My first thoughts as I read the story were, 1) it's bad enough to use orphans as unsuspecting subjects in a psychological experiment, but 2) an experiment designed to cause psychological turmoil in an already traumatized child is, to me, unthinkable. Remaining somewhat skeptical of the facts as represented in the MSNBC version - I Googled "Dr. Johnson, University of Iowa, Stuttering" and hit on a NY Times article that more fully described the context of the study, the motivation of Dr. Wendell Johnson, and the unintended long-term consequences of the experiment. NY Times story here.

The writer of the Times article, while not necessarily sympathetic to the researchers, does address the fact that the primary investigator working directly with the orphans did, subsequent to the study, go back to the orphanage and work with those children who had been falsely told that they stuttered - hoping to unburden them. Apparently, this strategy didn't work very well - as those children continued to exhibit traits of extreme self-consciousness. In fact, the impact of the study was so long-term that three of the former orphans pursued litigation against the State of Iowa and recently won a settlement - as noted in the MSNBC story.

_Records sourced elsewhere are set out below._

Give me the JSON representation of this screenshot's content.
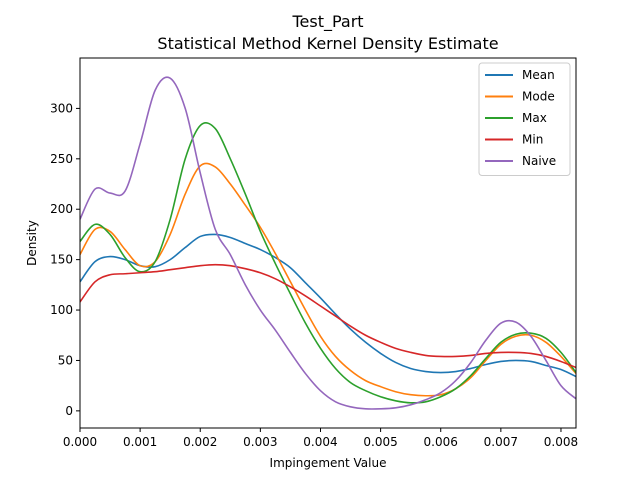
{
  "chart_data": {
    "type": "line",
    "title": "Test_Part",
    "subtitle": "Statistical Method Kernel Density Estimate",
    "xlabel": "Impingement Value",
    "ylabel": "Density",
    "xlim": [
      0.0,
      0.00825
    ],
    "ylim": [
      -17,
      350
    ],
    "xticks": [
      0.0,
      0.001,
      0.002,
      0.003,
      0.004,
      0.005,
      0.006,
      0.007,
      0.008
    ],
    "xtick_labels": [
      "0.000",
      "0.001",
      "0.002",
      "0.003",
      "0.004",
      "0.005",
      "0.006",
      "0.007",
      "0.008"
    ],
    "yticks": [
      0,
      50,
      100,
      150,
      200,
      250,
      300
    ],
    "ytick_labels": [
      "0",
      "50",
      "100",
      "150",
      "200",
      "250",
      "300"
    ],
    "grid": false,
    "legend_position": "top-right",
    "x": [
      0.0,
      0.00025,
      0.0005,
      0.00075,
      0.001,
      0.00125,
      0.0015,
      0.00175,
      0.002,
      0.00225,
      0.0025,
      0.00275,
      0.003,
      0.00325,
      0.0035,
      0.00375,
      0.004,
      0.00425,
      0.0045,
      0.00475,
      0.005,
      0.00525,
      0.0055,
      0.00575,
      0.006,
      0.00625,
      0.0065,
      0.00675,
      0.007,
      0.00725,
      0.0075,
      0.00775,
      0.008,
      0.00825
    ],
    "series": [
      {
        "name": "Mean",
        "color": "#1f77b4",
        "values": [
          128,
          148,
          153,
          150,
          144,
          143,
          150,
          162,
          173,
          175,
          172,
          166,
          160,
          152,
          142,
          127,
          112,
          96,
          81,
          68,
          57,
          48,
          42,
          39,
          38,
          39,
          42,
          46,
          49,
          50,
          49,
          45,
          41,
          34
        ]
      },
      {
        "name": "Mode",
        "color": "#ff7f0e",
        "values": [
          155,
          180,
          178,
          160,
          144,
          148,
          175,
          215,
          243,
          242,
          225,
          204,
          182,
          156,
          128,
          100,
          74,
          54,
          40,
          30,
          24,
          19,
          16,
          15,
          16,
          22,
          33,
          50,
          66,
          74,
          75,
          68,
          54,
          37
        ]
      },
      {
        "name": "Max",
        "color": "#2ca02c",
        "values": [
          168,
          185,
          175,
          152,
          138,
          148,
          190,
          250,
          283,
          280,
          250,
          215,
          178,
          146,
          116,
          87,
          62,
          42,
          28,
          20,
          14,
          10,
          8,
          9,
          14,
          22,
          35,
          52,
          68,
          76,
          77,
          72,
          58,
          38
        ]
      },
      {
        "name": "Min",
        "color": "#d62728",
        "values": [
          108,
          128,
          135,
          136,
          137,
          138,
          140,
          142,
          144,
          145,
          144,
          141,
          137,
          131,
          123,
          114,
          104,
          94,
          84,
          75,
          68,
          62,
          58,
          55,
          54,
          54,
          55,
          57,
          58,
          58,
          57,
          54,
          49,
          43
        ]
      },
      {
        "name": "Naive",
        "color": "#9467bd",
        "values": [
          190,
          220,
          216,
          218,
          265,
          318,
          330,
          300,
          236,
          180,
          155,
          125,
          100,
          80,
          58,
          37,
          20,
          9,
          4,
          2,
          2,
          3,
          6,
          11,
          18,
          30,
          48,
          70,
          87,
          88,
          74,
          50,
          25,
          12
        ]
      }
    ]
  }
}
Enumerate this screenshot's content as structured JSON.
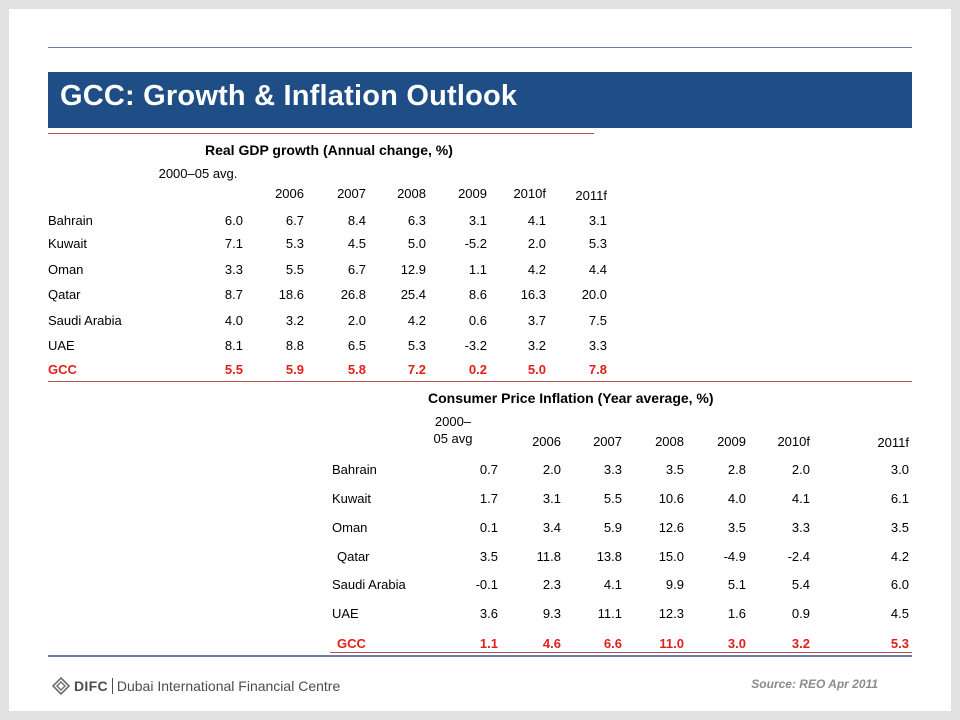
{
  "slide": {
    "title": "GCC: Growth & Inflation Outlook",
    "source": "Source: REO Apr 2011",
    "logo": {
      "mark": "DIFC",
      "name": "Dubai International Financial Centre"
    }
  },
  "gdp_table": {
    "title": "Real GDP growth (Annual  change, %)",
    "headers": [
      "2000–05 avg.",
      "2006",
      "2007",
      "2008",
      "2009",
      "2010f",
      "2011f"
    ],
    "rows": [
      {
        "country": "Bahrain",
        "values": [
          "6.0",
          "6.7",
          "8.4",
          "6.3",
          "3.1",
          "4.1",
          "3.1"
        ]
      },
      {
        "country": "Kuwait",
        "values": [
          "7.1",
          "5.3",
          "4.5",
          "5.0",
          "-5.2",
          "2.0",
          "5.3"
        ]
      },
      {
        "country": "Oman",
        "values": [
          "3.3",
          "5.5",
          "6.7",
          "12.9",
          "1.1",
          "4.2",
          "4.4"
        ]
      },
      {
        "country": "Qatar",
        "values": [
          "8.7",
          "18.6",
          "26.8",
          "25.4",
          "8.6",
          "16.3",
          "20.0"
        ]
      },
      {
        "country": "Saudi Arabia",
        "values": [
          "4.0",
          "3.2",
          "2.0",
          "4.2",
          "0.6",
          "3.7",
          "7.5"
        ]
      },
      {
        "country": "UAE",
        "values": [
          "8.1",
          "8.8",
          "6.5",
          "5.3",
          "-3.2",
          "3.2",
          "3.3"
        ]
      },
      {
        "country": "GCC",
        "values": [
          "5.5",
          "5.9",
          "5.8",
          "7.2",
          "0.2",
          "5.0",
          "7.8"
        ]
      }
    ]
  },
  "cpi_table": {
    "title": "Consumer Price Inflation (Year average, %)",
    "headers": [
      "2000–\n05 avg",
      "2006",
      "2007",
      "2008",
      "2009",
      "2010f",
      "2011f"
    ],
    "rows": [
      {
        "country": "Bahrain",
        "values": [
          "0.7",
          "2.0",
          "3.3",
          "3.5",
          "2.8",
          "2.0",
          "3.0"
        ]
      },
      {
        "country": "Kuwait",
        "values": [
          "1.7",
          "3.1",
          "5.5",
          "10.6",
          "4.0",
          "4.1",
          "6.1"
        ]
      },
      {
        "country": "Oman",
        "values": [
          "0.1",
          "3.4",
          "5.9",
          "12.6",
          "3.5",
          "3.3",
          "3.5"
        ]
      },
      {
        "country": "Qatar",
        "values": [
          "3.5",
          "11.8",
          "13.8",
          "15.0",
          "-4.9",
          "-2.4",
          "4.2"
        ]
      },
      {
        "country": "Saudi Arabia",
        "values": [
          "-0.1",
          "2.3",
          "4.1",
          "9.9",
          "5.1",
          "5.4",
          "6.0"
        ]
      },
      {
        "country": "UAE",
        "values": [
          "3.6",
          "9.3",
          "11.1",
          "12.3",
          "1.6",
          "0.9",
          "4.5"
        ]
      },
      {
        "country": "GCC",
        "values": [
          "1.1",
          "4.6",
          "6.6",
          "11.0",
          "3.0",
          "3.2",
          "5.3"
        ]
      }
    ]
  },
  "colors": {
    "title_bar": "#1f4d86",
    "highlight_row": "#e0201b",
    "rule": "#c0504d"
  }
}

From the historical perspective, here's a Scott County, Iowa page that provides an interesting history of the Iowa Soldier's Orphan's Home - click the 'History of Home' link for DETAILS.

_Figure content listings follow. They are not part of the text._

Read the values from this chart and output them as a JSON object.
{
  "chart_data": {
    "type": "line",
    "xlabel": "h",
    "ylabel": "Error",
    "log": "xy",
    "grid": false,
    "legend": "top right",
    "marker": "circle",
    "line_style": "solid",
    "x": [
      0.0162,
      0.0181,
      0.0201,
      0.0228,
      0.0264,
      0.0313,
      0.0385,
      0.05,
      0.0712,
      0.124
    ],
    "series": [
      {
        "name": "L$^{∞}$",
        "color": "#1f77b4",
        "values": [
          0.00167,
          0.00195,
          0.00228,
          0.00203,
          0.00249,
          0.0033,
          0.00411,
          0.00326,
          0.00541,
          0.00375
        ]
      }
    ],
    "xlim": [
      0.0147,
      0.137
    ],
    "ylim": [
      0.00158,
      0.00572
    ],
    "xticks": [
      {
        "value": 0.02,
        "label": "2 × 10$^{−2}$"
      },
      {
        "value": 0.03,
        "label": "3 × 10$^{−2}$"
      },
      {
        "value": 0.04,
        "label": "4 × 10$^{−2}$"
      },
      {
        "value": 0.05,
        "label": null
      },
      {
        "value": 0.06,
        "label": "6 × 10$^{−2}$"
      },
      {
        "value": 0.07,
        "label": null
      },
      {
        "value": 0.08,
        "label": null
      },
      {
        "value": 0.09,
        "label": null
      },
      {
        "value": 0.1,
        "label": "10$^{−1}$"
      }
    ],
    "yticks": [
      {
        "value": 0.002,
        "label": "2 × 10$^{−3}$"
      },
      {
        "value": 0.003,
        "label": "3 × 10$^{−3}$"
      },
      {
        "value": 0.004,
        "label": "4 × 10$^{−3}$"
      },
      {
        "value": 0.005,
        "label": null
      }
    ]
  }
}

The story, and study, is disturbing on a number of levels. First, it egregiously violates a universal foundational principle of humanity - no person should be treated as a means to an end. Each person is to be considered an end in themselves. While one might successfully argue back and forth between the Kantian deontological Categorical Imperative and the social context of Aristotelian ethics - or even Utilitarianism - clearly, when a defenseless agent is acted upon without consent as a means to an end without benefit to the subject - an ethical line has been crossed.

Second, why orphans? Well, for one, the University of Iowa had some kind of relationship with the Iowa Soldier's Orphan's home at the time. Why would a large research university have any kind of relationship with an orphanage, other than to donate time teaching the youth quartered there? That in itself ought to be worrisome. But more specifically troubling is that, secondly, orphans, as a class, had no voice at that point in history. In fact, notwithstanding state departments of child and family services of the present - they still remain a class apart - voiceless. The voiceless classes bear the brunt of all social experimentation. Skeptical? Consider the plight of the men subjected to the Tuskegee Syphilis Study conducted by the U.S. Public Health Service in Macon County, Alabama - descriptive link HERE. This study occurred six years prior to Dr. Johnson's research - aimed at a voiceless population - African Americans.

So, not only did the study breach a fundamental principle of humanity, it breached it in a manner that is still evident in society today - a hierarchical class structure - a structure that leaves certain classes deprived of advocacy. I am not a utopianist, nor a Socialist per se. Classes will inevitably exist within free-market societies - and there may be some utility to that - I'm not an economist or sociologist so I can't quote theory on it.


What I do know, though, is that experimentation - regardless of intended wonderful outcomes and benefits to humankind - cannot be conducted on voiceless populations without consent. And while I'm sure that no research university or other organization would authorize this type of experimentation today under current research subject ethics. However, there is a current, popular, theme often cited by those wishing for an earlier time, that these 1930's ethics violations appear to debunk:


The "Good old days of family values and personal responsibility," - the simpler more wholesome times - on closer inspection, weren't all that good - and the values displayed then are a little questionable - particularly if you happened to be an orphan through no fault of your own.